Com autorização Juizado de Menores, ele passou o natal, ano novo e viajou conosco. Minha família de pronto o acolheu e as crianças o adotaram como parente.

Durante nossas conversas, deixei claro pra ele que estávamos fazendo um negócio, e que ele teria que participar das aulas no ano seguinte, pois todo mundo tinha conhecimento de que ele sabia tudo, mas ficava escondendo. Nesse momento ele perguntou se iria ficar com a mesma professora, e eu respondi com outra pergunta: - Ela não é boa? Ao que respondeu  -é! _Você não gostaria de estudar com ela?
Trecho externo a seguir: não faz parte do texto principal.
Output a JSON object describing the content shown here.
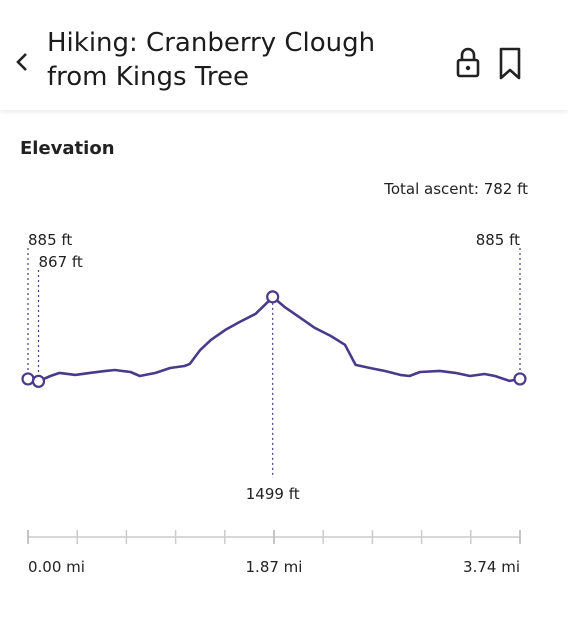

Resposta-Não!  Porque, se ela é boa?   A resposta é a mais intrigante possível, porém dá sentido ás suas atitudes: - A voz dela é igualzinha a da minha mãe.(mãe que o abandonou, levando apenas as meninas, quando ele tinha 2 anos)

  Quando reiniciaram as aulas, informei a coordenação da escola a descoberta feita, e concordamos, (inclusive a professora) que seria interessante que o aluno passasse a fazer parte da classe de outro professor.  As queixas acabaram a leitura e a escrita de A, voltaram a fluir normalidade, e ele foi se afastando naturalmente de mim, remando com segurança seu barco na vida.

 Evidentemente não é sempre que o professor consegue chegar ao X das questões que ocasionam os problemas aos alunos, mas um olhar mais atencioso pode ser o divisor de águas entre o sucesso e o fracasso escolar de uma pessoa.